The Unity Machine Learning Agents Toolkit (ML-Agents Toolkit) is an open-source Unity plugin that enables games and simulations to serve as environments for training intelligent agents. Agents can be trained using reinforcement learning, imitation learning, neuroevolution, or other machine learning methods through a simple-to-use Python API. We also provide implementations (based on TensorFlow) of state-of-the-art algorithms to enable game developers and hobbyists to easily train intelligent agents for 2D, 3D and VR/AR games. These trained agents can be used for multiple purposes, including controlling NPC behavior (in a variety of settings such as multi-agent and adversarial), automated testing of game builds and evaluating different game design decisions pre-release. The ML-Agents toolkit is mutually beneficial for both game developers and AI researchers as it provides a central platform where advances in AI can be evaluated on Unity’s rich environments and then made accessible to the wider research and game developer communities.
Depending on your background (i.e. researcher, game developer, hobbyist), you may have very different questions on your mind at the moment. To make your transition to the ML-Agents toolkit easier, we provide several background pages that include overviews and helpful resources on the Unity Engine, machine learning and TensorFlow. We strongly recommend browsing the relevant background pages if you're not familiar with a Unity scene, basic machine learning concepts or have not previously heard of TensorFlow.

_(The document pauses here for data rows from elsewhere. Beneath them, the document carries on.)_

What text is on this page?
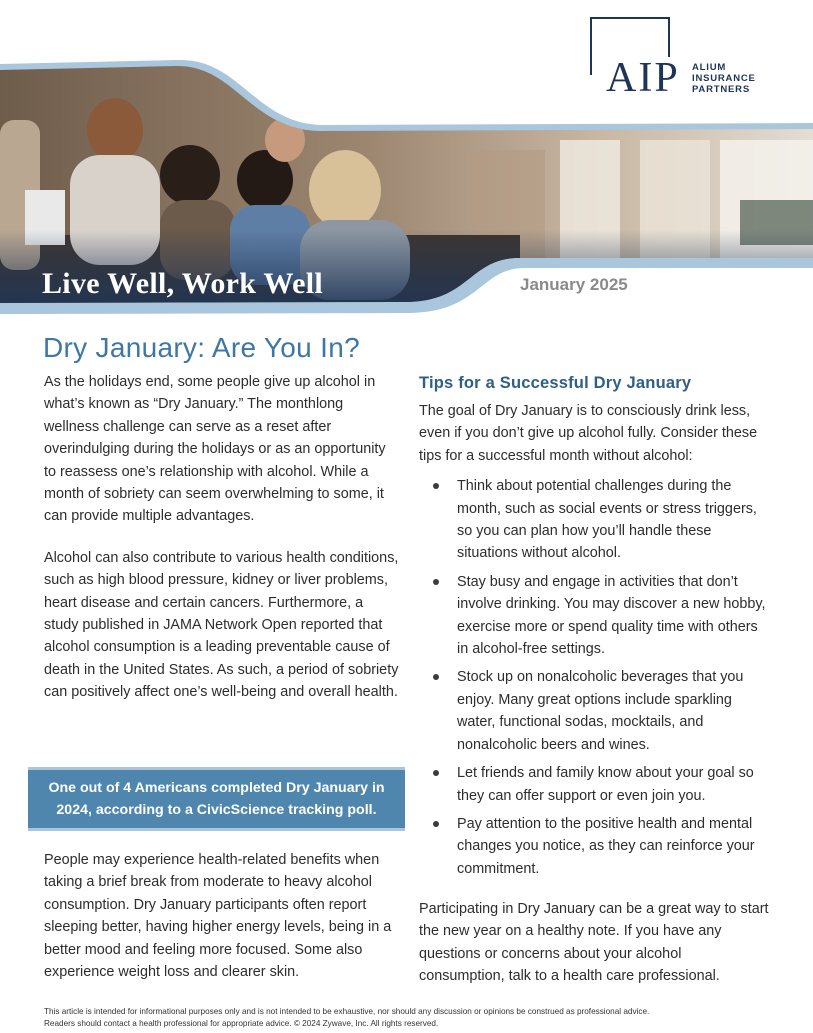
AIP	ALIUM
INSURANCE
PARTNERS
Live Well, Work Well	January 2025
Dry January: Are You In?

As the holidays end, some people give up alcohol in what’s known as “Dry January.” The monthlong wellness challenge can serve as a reset after overindulging during the holidays or as an opportunity to reassess one’s relationship with alcohol. While a month of sobriety can seem overwhelming to some, it can provide multiple advantages.

Alcohol can also contribute to various health conditions, such as high blood pressure, kidney or liver problems, heart disease and certain cancers. Furthermore, a study published in JAMA Network Open reported that alcohol consumption is a leading preventable cause of death in the United States. As such, a period of sobriety can positively affect one’s well-being and overall health.

One out of 4 Americans completed Dry January in 2024, according to a CivicScience tracking poll.

People may experience health-related benefits when taking a brief break from moderate to heavy alcohol consumption. Dry January participants often report sleeping better, having higher energy levels, being in a better mood and feeling more focused. Some also experience weight loss and clearer skin.

Tips for a Successful Dry January

The goal of Dry January is to consciously drink less, even if you don’t give up alcohol fully. Consider these tips for a successful month without alcohol:

Think about potential challenges during the month, such as social events or stress triggers, so you can plan how you’ll handle these situations without alcohol.

Stay busy and engage in activities that don’t involve drinking. You may discover a new hobby, exercise more or spend quality time with others in alcohol-free settings.

Stock up on nonalcoholic beverages that you enjoy. Many great options include sparkling water, functional sodas, mocktails, and nonalcoholic beers and wines.

Let friends and family know about your goal so they can offer support or even join you.

Pay attention to the positive health and mental changes you notice, as they can reinforce your commitment.

Participating in Dry January can be a great way to start the new year on a healthy note. If you have any questions or concerns about your alcohol consumption, talk to a health care professional.

This article is intended for informational purposes only and is not intended to be exhaustive, nor should any discussion or opinions be construed as professional advice.
Readers should contact a health professional for appropriate advice. © 2024 Zywave, Inc. All rights reserved.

The remainder of this page contains a deep dive into ML-Agents, its key components, different training modes and scenarios. By the end of it, you should have a good sense of what the ML-Agents toolkit allows you to do. The subsequent documentation pages provide examples of how to use ML-Agents.

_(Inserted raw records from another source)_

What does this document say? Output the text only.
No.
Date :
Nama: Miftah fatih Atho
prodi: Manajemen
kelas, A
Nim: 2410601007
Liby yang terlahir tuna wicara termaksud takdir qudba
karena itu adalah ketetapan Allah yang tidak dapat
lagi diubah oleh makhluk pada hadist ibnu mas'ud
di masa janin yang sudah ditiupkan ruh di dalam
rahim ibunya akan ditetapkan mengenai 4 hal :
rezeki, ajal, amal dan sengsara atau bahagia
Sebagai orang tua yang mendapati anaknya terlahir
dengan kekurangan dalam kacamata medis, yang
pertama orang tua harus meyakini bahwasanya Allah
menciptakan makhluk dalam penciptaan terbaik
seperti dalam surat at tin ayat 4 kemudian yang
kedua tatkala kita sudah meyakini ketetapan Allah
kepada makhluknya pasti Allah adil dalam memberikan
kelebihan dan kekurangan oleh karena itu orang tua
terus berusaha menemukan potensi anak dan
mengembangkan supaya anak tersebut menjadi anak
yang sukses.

Running Example: Training NPC Behaviors
To help explain the material and terminology in this page, we'll use a hypothetical, running example throughout. We will explore the problem of training the behavior of a non-playable character (NPC) in a game. (An NPC is a game character that is never controlled by a human player and its behavior is pre-defined by the game developer.) More specifically, let's assume we're building a multi-player, war-themed game in which players control the soldiers. In this game, we have a single NPC who serves as a medic, finding and reviving wounded players. Lastly, let us assume that there are two teams, each with five players and one NPC medic.
The behavior of a medic is quite complex. It first needs to avoid getting injured, which requires detecting when it is in danger and moving to a safe location. Second, it needs to be aware of which of its team members are injured and require assistance. In the case of multiple injuries, it needs to assess the degree of injury and decide who to help first. Lastly, a good medic will always place itself in a position where it can quickly help its team members. Factoring in all of these traits means that at every instance, the medic needs to measure several attributes of the environment (e.g. position of team members, position of enemies, which of its team members are injured and to what degree) and then decide on an action (e.g. hide from enemy fire, move to help one of its members). Given the large number of settings of the environment and the large number of actions that the medic can take, defining and implementing such complex behaviors by hand is challenging and prone to errors.

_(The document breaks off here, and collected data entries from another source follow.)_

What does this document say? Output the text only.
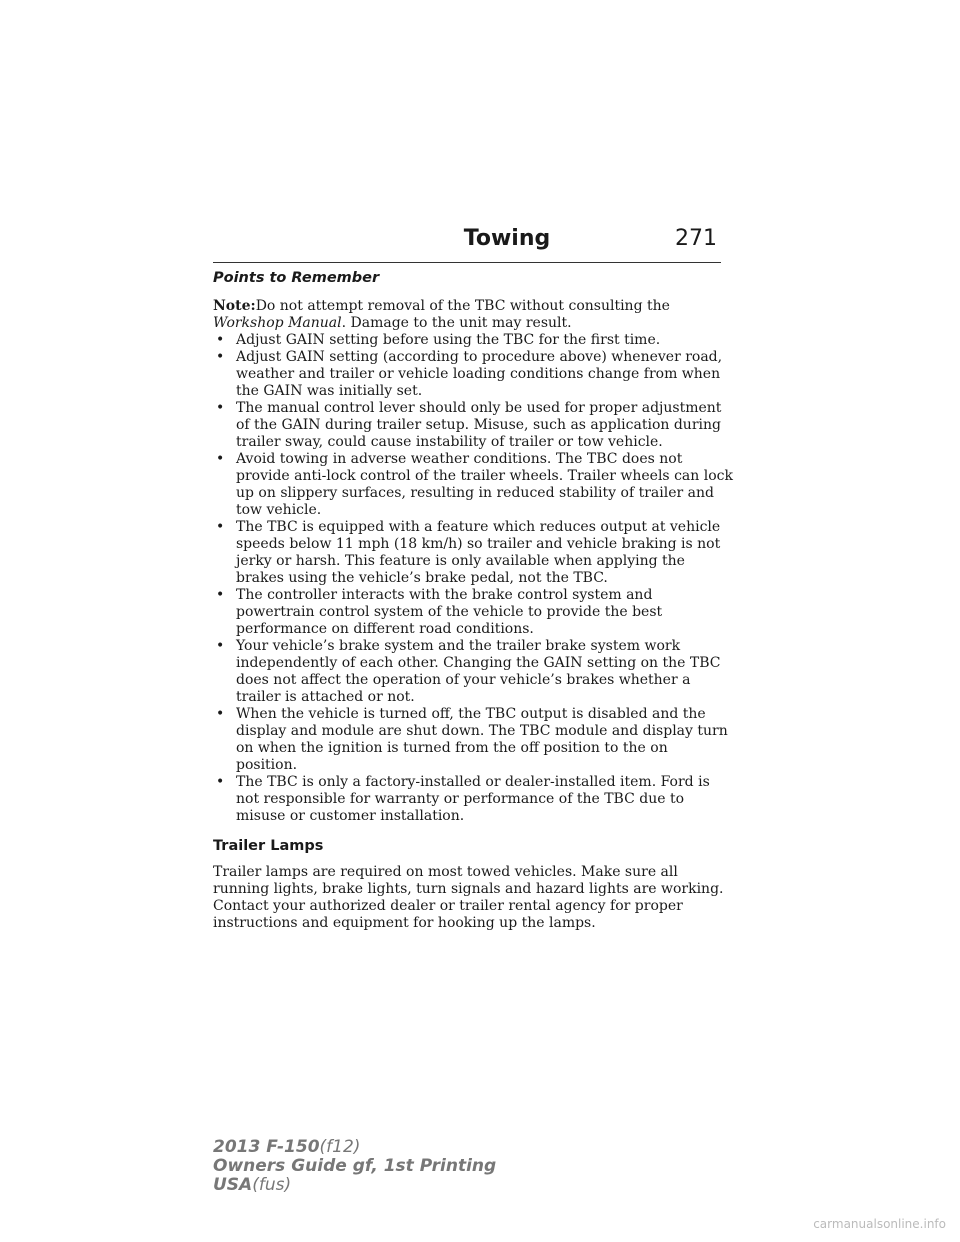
Towing	271
Points to Remember

Note:Do not attempt removal of the TBC without consulting the
Workshop Manual. Damage to the unit may result.

• Adjust GAIN setting before using the TBC for the first time.
• Adjust GAIN setting (according to procedure above) whenever road, weather and trailer or vehicle loading conditions change from when the GAIN was initially set.
• The manual control lever should only be used for proper adjustment of the GAIN during trailer setup. Misuse, such as application during trailer sway, could cause instability of trailer or tow vehicle.
• Avoid towing in adverse weather conditions. The TBC does not provide anti-lock control of the trailer wheels. Trailer wheels can lock up on slippery surfaces, resulting in reduced stability of trailer and tow vehicle.
• The TBC is equipped with a feature which reduces output at vehicle speeds below 11 mph (18 km/h) so trailer and vehicle braking is not jerky or harsh. This feature is only available when applying the brakes using the vehicle’s brake pedal, not the TBC.
• The controller interacts with the brake control system and powertrain control system of the vehicle to provide the best performance on different road conditions.
• Your vehicle’s brake system and the trailer brake system work independently of each other. Changing the GAIN setting on the TBC does not affect the operation of your vehicle’s brakes whether a trailer is attached or not.
• When the vehicle is turned off, the TBC output is disabled and the display and module are shut down. The TBC module and display turn on when the ignition is turned from the off position to the on position.
• The TBC is only a factory-installed or dealer-installed item. Ford is not responsible for warranty or performance of the TBC due to misuse or customer installation.
Trailer Lamps

Trailer lamps are required on most towed vehicles. Make sure all running lights, brake lights, turn signals and hazard lights are working. Contact your authorized dealer or trailer rental agency for proper instructions and equipment for hooking up the lamps.

2013 F-150(f12)
Owners Guide gf, 1st Printing
USA(fus)
carmanualsonline.info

With ML-Agents, it is possible to train the behaviors of such NPCs (called agents) using a variety of methods. The basic idea is quite simple. We need to define three entities at every moment of the game (called environment):
- Observations - what the medic perceives about the environment. Observations can be numeric and/or visual. Numeric observations measure attributes of the environment from the point of view of the agent. For our medic this would be attributes of the battlefield that are visible to it. For most interesting environments, an agent will require several continuous numeric observations. Visual observations, on the other hand, are images generated from the cameras attached to the agent and represent what the agent is seeing at that point in time. It is common to confuse an agent's observation with the environment (or game) state. The environment state represents information about the entire scene containing all the game characters. The agents observation, however, only contains information that the agent is aware of and is typically a subset of the environment state. For example, the medic observation cannot include information about an enemy in hiding that the medic is unaware of.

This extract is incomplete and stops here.